Ministro Barroso convoca audiência inédita com especialistas e autoridades para discutir crise no meio ambiente no governo Bolsonaro

 

O Supremo Tribunal Federal realiza hoje e amanhã (21 e 22 de setembro) uma audiência pública inédita para discutir a atual crise ambiental brasileira e suas implicações para o combate à emergência climática. É a primeira vez na história do Brasil que a crise do clima chega à Suprema Corte, mas o debate vai além: estará em avaliação o desmonte da governança ambiental no governo de Jair Bolsonaro.

A audiência foi convocada pelo ministro Luís Roberto Barroso, relator de uma ação judicial de quatro partidos políticos (Rede, Psol, PSB e PT) que questiona a omissão do Ministério do Meio Ambiente ao deixar parado, desde o início do governo, o Fundo Nacional sobre Mudança do Clima — um dos principais instrumentos de financiamento à luta contra o aquecimento global no país. Barroso situou o Fundo num contexto mais amplo e convidou dezenas de autoridades e especialistas da academia, sociedade civil, setor privado e governo para montar um panorama da situação ambiental do país. No entendimento do ministro, o Fundo Clima ilustra um conjunto de ações e omissões que pode representar um estado generalizado de inconstitucionalidade.
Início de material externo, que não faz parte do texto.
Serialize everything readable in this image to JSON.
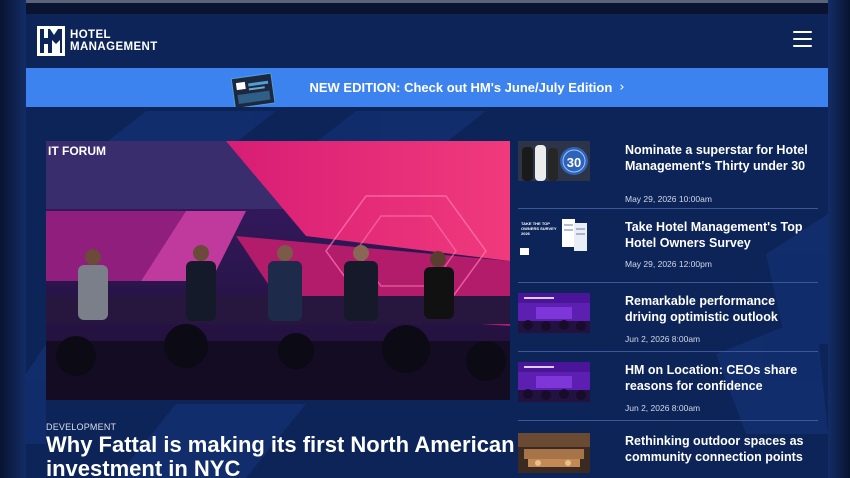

Entre os convidados está o IDS, com a presença do vice-presidente João Paulo Capobianco, biólogo e ambientalista, doutor em Ciência Ambiental pela USP e ex secretário executivo do Ministério do Meio Ambiente (2003-2008).

O debate terá início à véspera do discurso de Bolsonaro na Assembleia Geral das Nações Unidas, no qual se espera que o presidente negue mais uma vez a explosão das queimadas, do desmatamento e da violência contra povos indígenas em seu governo. Mas os dados indicam que o desmatamento na Amazônia está há dois anos fora de controle, com alta de 34% em 2019 e de mais 34% nos alertas do Inpe em 2020; as queimadas na Amazônia já superam as do ano passado, mesmo após quatro meses de ação do Exército na região; o Pantanal vive a pior temporada de fogo de sua história — pelo menos 20% do bioma já queimou. Imprensa, ONGs, ex-ministros do Meio Ambiente e servidores ambientais federais denunciam a destruição de 35 anos de governança ambiental. Investidores e compradores de commodities ameaçam o país com sanções comerciais.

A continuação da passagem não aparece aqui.